H.B. Fuller does not knowingly support any action which provides funding, or any form of support, for armed groups that are committing human rights abuses in the DRC and its adjoining countries. Our goal is to comply with the Conflict Minerals Rule and continually gain more transparency in our supply chain. We recognize that, due to the complexity of our supply chain, this goal will take time and effort. To comply with the requirements of the Conflict Minerals Rule, we will: understand the Conflict Minerals Rule and its background;
communicate and educate our personnel, suppliers and customers regarding the Conflict Minerals Rule and we will urge our suppliers to establish policies to ensure that any conflict minerals used in our products are conflict-free and to comply with this rule and provide all necessary declarations; create processes and procedures to conduct a reasonable level of supply chain due diligence and to comply with applicable SEC reporting requirements; and endeavor efforts to source from conflict-free suppliers. H.B. Fuller values its supplier and customer relationships. H.B. Fuller is initially focusing most of its efforts on its most significant top-tier suppliers of goods that contain conflict minerals, and over time expects to extend that focus to small suppliers deeper in the supply chain. Suppliers who are materially non-compliant will be reviewed by our sourcing managers for future business.

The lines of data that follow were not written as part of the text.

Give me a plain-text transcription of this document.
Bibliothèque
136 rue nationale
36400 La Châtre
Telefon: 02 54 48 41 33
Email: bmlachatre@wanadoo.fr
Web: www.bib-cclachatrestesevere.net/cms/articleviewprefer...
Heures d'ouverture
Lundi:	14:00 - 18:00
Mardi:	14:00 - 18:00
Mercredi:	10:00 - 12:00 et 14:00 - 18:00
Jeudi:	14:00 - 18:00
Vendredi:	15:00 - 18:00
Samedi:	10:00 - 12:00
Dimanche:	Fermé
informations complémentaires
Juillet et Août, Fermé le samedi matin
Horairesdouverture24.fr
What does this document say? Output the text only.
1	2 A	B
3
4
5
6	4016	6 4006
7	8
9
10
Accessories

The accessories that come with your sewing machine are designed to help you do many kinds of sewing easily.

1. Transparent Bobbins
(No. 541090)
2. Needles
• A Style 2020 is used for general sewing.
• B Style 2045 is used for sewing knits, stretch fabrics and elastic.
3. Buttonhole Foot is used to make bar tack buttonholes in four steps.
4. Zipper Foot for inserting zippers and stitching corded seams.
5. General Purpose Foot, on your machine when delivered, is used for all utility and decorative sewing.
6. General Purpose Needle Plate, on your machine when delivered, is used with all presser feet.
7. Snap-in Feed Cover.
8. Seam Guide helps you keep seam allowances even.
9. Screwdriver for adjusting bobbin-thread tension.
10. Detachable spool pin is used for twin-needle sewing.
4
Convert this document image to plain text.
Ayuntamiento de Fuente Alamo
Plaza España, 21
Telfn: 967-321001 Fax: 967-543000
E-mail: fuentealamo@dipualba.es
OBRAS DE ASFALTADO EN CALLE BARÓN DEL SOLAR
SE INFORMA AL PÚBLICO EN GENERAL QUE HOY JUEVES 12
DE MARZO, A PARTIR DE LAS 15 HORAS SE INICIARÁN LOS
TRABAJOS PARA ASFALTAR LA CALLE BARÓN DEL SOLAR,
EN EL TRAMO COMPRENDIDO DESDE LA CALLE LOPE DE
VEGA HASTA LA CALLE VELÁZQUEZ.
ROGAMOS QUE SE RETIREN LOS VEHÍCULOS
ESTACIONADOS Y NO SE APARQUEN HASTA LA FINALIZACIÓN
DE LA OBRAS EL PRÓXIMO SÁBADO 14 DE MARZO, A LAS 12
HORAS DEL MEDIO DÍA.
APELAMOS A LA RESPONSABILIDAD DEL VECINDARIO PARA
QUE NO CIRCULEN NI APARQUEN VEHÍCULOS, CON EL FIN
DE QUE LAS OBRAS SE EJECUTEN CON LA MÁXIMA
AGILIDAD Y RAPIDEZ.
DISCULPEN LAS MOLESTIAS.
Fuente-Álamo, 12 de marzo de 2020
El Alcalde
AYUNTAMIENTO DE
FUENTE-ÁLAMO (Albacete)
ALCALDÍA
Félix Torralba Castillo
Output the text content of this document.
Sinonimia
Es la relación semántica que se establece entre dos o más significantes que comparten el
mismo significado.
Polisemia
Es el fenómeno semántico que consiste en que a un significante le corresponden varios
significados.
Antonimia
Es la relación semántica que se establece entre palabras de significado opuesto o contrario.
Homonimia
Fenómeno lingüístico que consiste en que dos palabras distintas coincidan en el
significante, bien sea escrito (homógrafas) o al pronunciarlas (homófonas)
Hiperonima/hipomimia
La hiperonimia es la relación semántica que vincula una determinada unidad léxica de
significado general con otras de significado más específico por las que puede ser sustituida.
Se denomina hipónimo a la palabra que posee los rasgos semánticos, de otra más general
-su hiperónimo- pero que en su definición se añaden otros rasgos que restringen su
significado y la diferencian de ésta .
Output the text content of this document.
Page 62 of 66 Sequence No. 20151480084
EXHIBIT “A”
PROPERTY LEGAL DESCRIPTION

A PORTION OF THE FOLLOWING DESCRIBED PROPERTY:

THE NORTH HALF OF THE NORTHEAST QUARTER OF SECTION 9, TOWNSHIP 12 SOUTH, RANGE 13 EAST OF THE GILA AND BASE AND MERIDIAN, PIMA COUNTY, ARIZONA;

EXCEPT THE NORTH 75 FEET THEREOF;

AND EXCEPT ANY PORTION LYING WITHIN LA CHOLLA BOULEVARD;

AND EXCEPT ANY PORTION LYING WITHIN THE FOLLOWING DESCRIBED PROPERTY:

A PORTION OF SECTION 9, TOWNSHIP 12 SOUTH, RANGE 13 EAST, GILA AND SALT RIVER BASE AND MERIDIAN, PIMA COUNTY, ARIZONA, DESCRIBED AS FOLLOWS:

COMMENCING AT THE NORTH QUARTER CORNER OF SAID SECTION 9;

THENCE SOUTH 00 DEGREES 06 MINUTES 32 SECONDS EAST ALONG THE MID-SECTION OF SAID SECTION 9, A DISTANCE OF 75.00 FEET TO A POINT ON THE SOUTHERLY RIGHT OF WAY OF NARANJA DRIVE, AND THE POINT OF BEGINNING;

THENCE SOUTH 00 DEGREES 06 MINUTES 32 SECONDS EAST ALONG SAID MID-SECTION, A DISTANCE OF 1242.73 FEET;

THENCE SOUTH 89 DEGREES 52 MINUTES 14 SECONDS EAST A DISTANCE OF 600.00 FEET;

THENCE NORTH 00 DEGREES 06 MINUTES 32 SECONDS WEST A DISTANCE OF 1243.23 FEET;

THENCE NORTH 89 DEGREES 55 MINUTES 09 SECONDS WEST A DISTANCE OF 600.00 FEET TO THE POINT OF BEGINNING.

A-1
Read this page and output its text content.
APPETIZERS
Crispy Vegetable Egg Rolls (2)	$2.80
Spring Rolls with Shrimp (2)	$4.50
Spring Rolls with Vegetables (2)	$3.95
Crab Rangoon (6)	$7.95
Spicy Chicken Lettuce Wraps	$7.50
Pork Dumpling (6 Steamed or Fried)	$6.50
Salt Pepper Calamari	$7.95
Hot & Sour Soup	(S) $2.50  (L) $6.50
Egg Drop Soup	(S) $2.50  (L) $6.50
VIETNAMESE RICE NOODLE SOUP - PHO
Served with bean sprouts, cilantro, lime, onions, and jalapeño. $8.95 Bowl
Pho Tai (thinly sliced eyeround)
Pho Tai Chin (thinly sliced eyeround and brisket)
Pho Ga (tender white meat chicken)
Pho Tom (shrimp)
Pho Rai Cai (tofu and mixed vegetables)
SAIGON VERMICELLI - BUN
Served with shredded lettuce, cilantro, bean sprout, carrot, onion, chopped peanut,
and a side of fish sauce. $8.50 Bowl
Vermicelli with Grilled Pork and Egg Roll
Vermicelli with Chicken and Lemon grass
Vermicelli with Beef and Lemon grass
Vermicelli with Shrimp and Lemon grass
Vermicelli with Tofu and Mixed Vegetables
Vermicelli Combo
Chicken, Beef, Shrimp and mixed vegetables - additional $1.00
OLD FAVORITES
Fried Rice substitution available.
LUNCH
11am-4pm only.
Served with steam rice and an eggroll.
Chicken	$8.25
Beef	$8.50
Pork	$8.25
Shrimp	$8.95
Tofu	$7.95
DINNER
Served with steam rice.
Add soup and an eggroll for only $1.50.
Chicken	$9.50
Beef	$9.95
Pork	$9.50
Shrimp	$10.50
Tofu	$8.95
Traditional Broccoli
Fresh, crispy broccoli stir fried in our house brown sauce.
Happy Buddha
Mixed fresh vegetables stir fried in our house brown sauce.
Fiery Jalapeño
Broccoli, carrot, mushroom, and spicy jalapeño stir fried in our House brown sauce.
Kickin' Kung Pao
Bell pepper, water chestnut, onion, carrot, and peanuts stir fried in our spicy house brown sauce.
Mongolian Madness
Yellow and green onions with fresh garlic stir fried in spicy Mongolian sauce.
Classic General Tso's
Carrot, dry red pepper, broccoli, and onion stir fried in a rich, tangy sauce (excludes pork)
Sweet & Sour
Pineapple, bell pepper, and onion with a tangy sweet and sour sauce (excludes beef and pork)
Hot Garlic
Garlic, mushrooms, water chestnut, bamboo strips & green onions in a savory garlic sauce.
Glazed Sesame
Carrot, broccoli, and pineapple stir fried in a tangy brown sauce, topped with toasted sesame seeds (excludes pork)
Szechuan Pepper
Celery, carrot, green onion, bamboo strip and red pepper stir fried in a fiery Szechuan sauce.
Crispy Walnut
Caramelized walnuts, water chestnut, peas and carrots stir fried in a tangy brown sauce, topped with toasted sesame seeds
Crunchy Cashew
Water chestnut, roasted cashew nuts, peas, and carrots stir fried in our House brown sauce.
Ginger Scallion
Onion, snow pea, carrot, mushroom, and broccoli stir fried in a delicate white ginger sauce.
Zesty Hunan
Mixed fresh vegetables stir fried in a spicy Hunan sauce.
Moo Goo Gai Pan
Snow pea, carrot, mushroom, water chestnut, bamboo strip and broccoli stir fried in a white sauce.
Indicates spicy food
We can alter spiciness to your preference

This policy will be reviewed and revised from time to time, as needed.

Last revised: May 30, 2014

Modern Slavery and Human Trafficking Statement 

H.B. Fuller Company is committed to ensuring that there is no modern slavery or human trafficking in our supply chain or in any part of our business. Our Code of Business Conduct, which includes our Fair Treatment Core Policy, reflects our commitment to acting ethically and with integrity in all our business relationships. As part of this commitment, we continue to review and aim to implement effective systems and controls.

We recently updated our Conditions of Purchase, through which we do business with our suppliers, to make clearer our position on modern slavery and human trafficking and other ethical/compliance requirements. We further emphasize this stance within a Supplier Expectations letter, also recently updated, which specifically forms part of all new supplier contracts so far as we are able to negotiate this with suppliers. To promote and to allow suppliers easier access to these expectations, this year we also rolled out a new ‘Supplier page’ on our publicly available website:

To ensure a high level of understanding of the risks of modern slavery and human trafficking in our supply chain and our business, we have provided training to our employees and will continue to do so in the future. Next year we hope to refresh and refine our training to ensure that it is most effective. To this end, we will work further with our Sourcing group to identify, assess and monitor potential risk areas across our supply chain.  We will review our due diligence and ongoing assessment of suppliers.

Our HBF Path Employee Helpline process is a channel through which we aim to protect and support reporting and whistle blowing by our employees. We might consider expanding access to our Helpline to other individuals in order to enhance potential reporting of noncompliance with our Code of Business Conduct.

Our goal for next year is to deliver improvements on our ongoing assessment of risk areas in our supply chain, and to ensure that the H.B. Fuller wider group around the world, including more recently acquired businesses, is consistent in its approach. Our work with the Sourcing group will be a key part of this drive towards delivering improvements.

This statement is made pursuant to section 54(1) of the Modern Slavery Act 2015 and constitutes H.B. Fuller Company’s slavery and human trafficking statement for the financial year ending December 3, 2020.